ワーテルローの戦い(Wikipedia)

 この戦いで英軍を率いたウェリントンは後に首相となってクリミア戦争に臨んだりもするのですが、この人もこの人で若い頃から明らかに戦争に強く、逆境においても敵軍を跳ね返すなど桁違いの指揮官でした。しかしそのウェリントンをしてこのワーテルローの戦いは何度も敗戦を覚悟して紙一重の勝利だったと話していたそうですが、彼の本国である英国も相手があのナポレオンとってこの戦闘でどうなるのか非常に戦々恐々としていたそうです。
 当時どれだけ注目されていたのかをうかがわせるエピソードとして、ロンドン株式市場の混乱という話があります。当時から英国では株式市場が成立しておりそこでは英国債も取引されていたのですが、このワーテルローの戦いの結果は最初、「英軍敗退」と誤った誤報が英国に伝わってしまったそうです。
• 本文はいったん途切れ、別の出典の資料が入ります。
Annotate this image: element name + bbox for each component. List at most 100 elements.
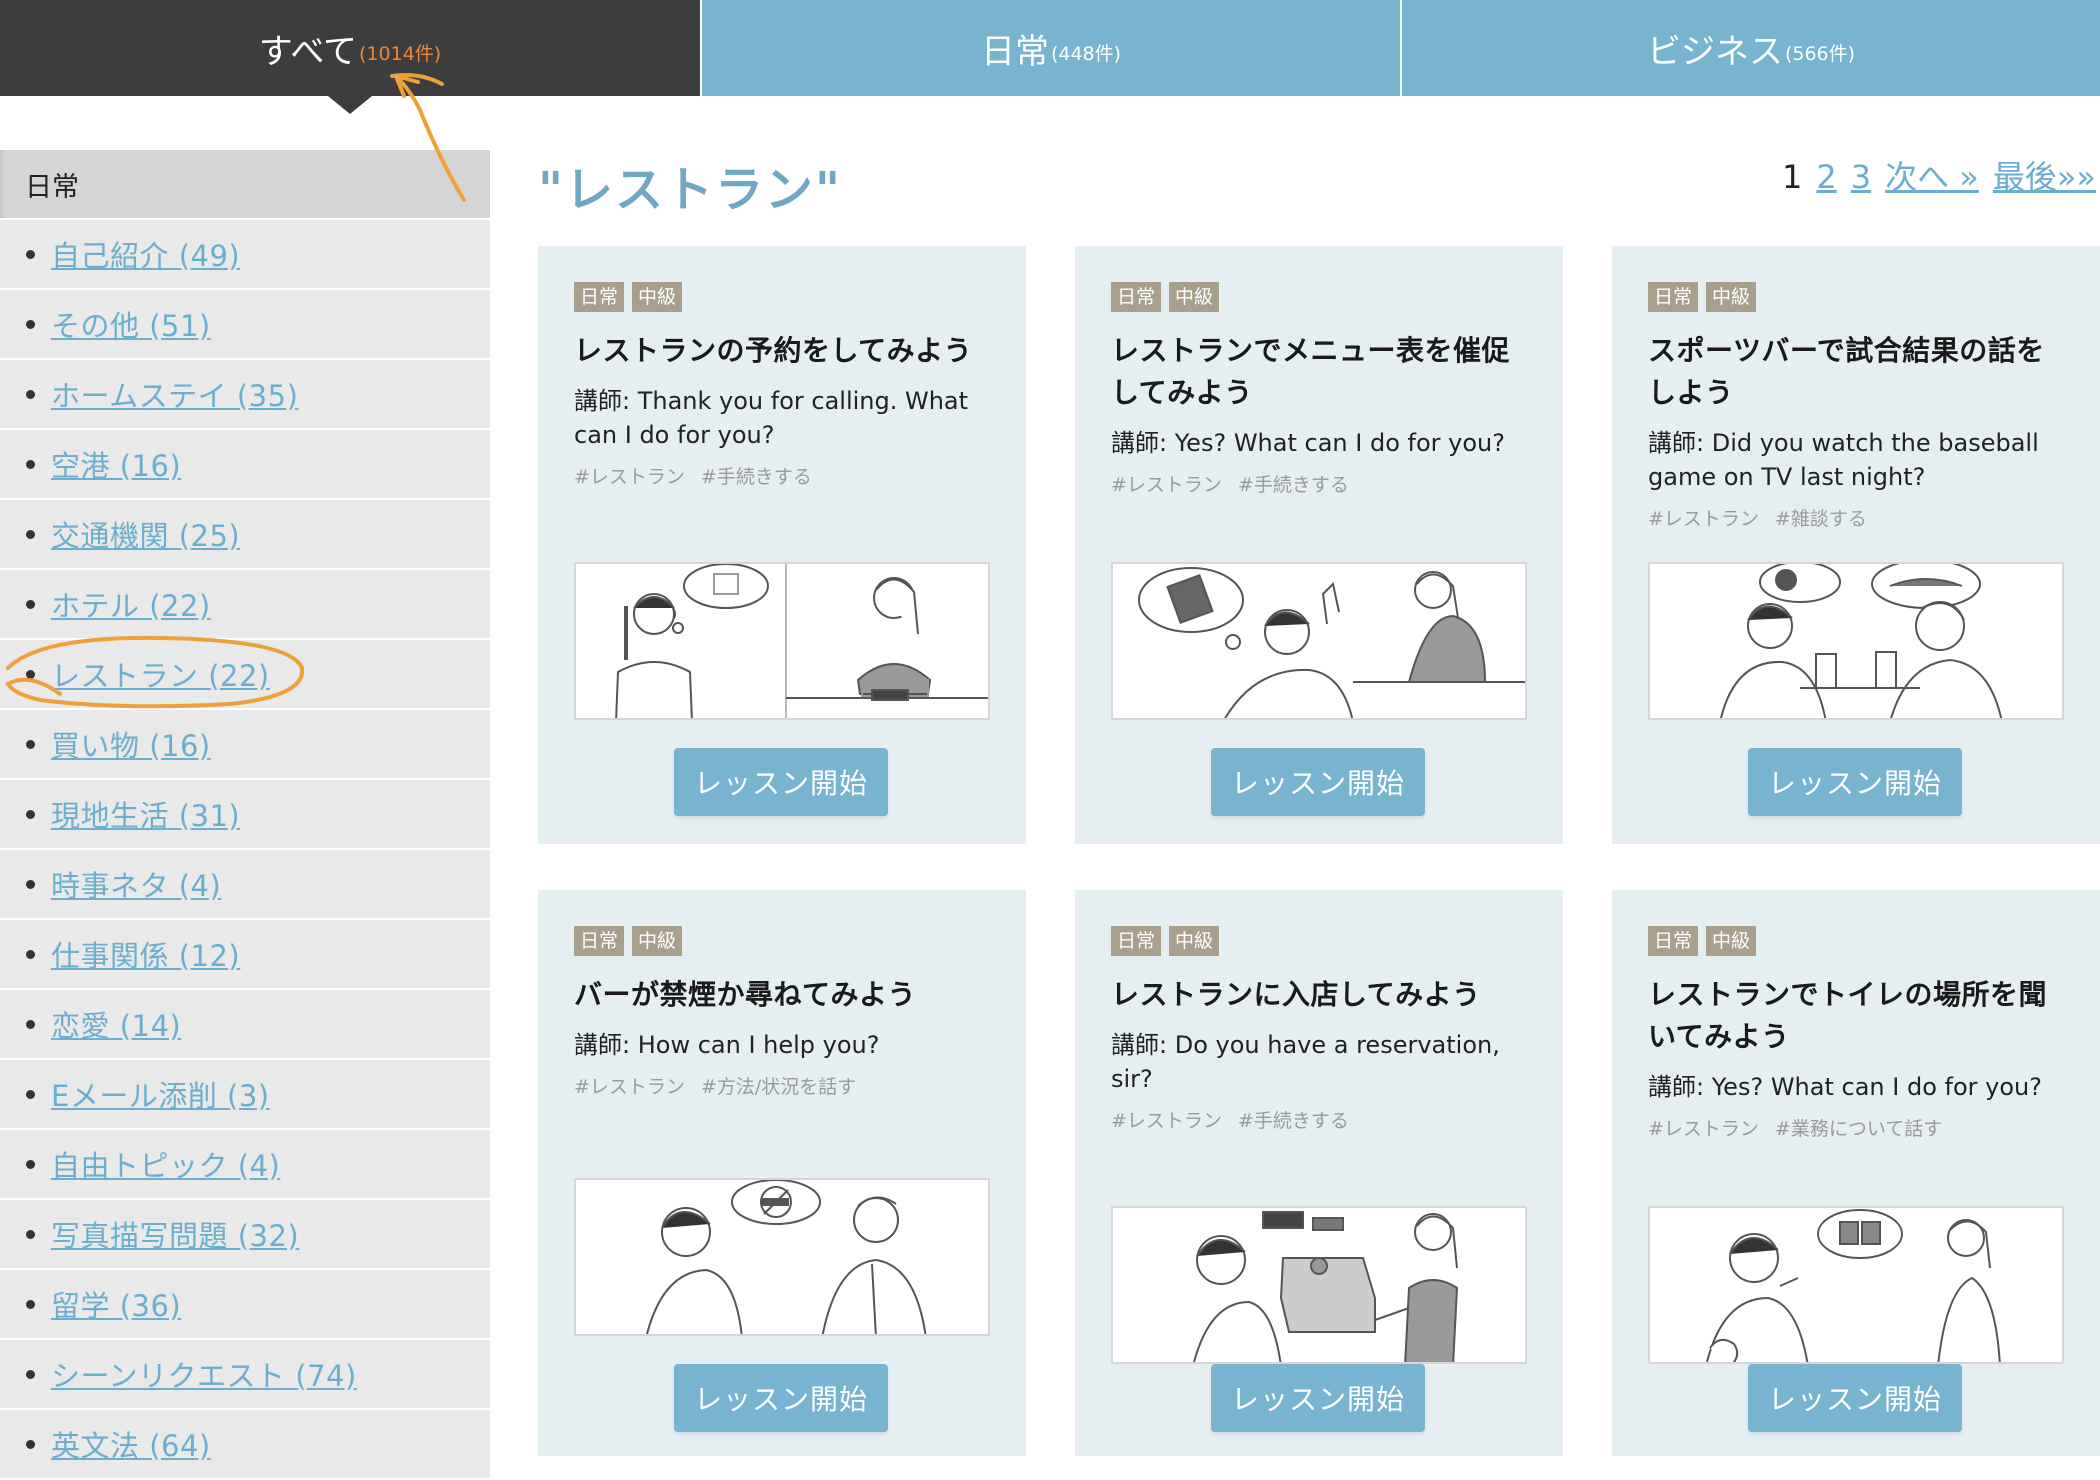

そのため英国債は一気に暴落したのですが、ネイサン・メイア―という銀行家は独自の情報網からこのニュースは誤報で本当は英軍が勝利していたという情報を掴んでいました。ネイサンはこの暴落時にすぐには買い入れず、逆に自身が保有していた国債を放出してさらに債券価格が値下がった所で一気に買い集め、勝利したという本当のニュースが英国に伝わるやネイサンがかき集めた国債は再び高騰して彼は巨額の利益を得たと言われています。

 この話は創作という説もありますが、ネイサン・メイア―・ロスチャイルドというロスチャイルド家の祖が存在したことは事実で、昔っからこの一族は抜け目ないんだなぁもうとか思う始末です。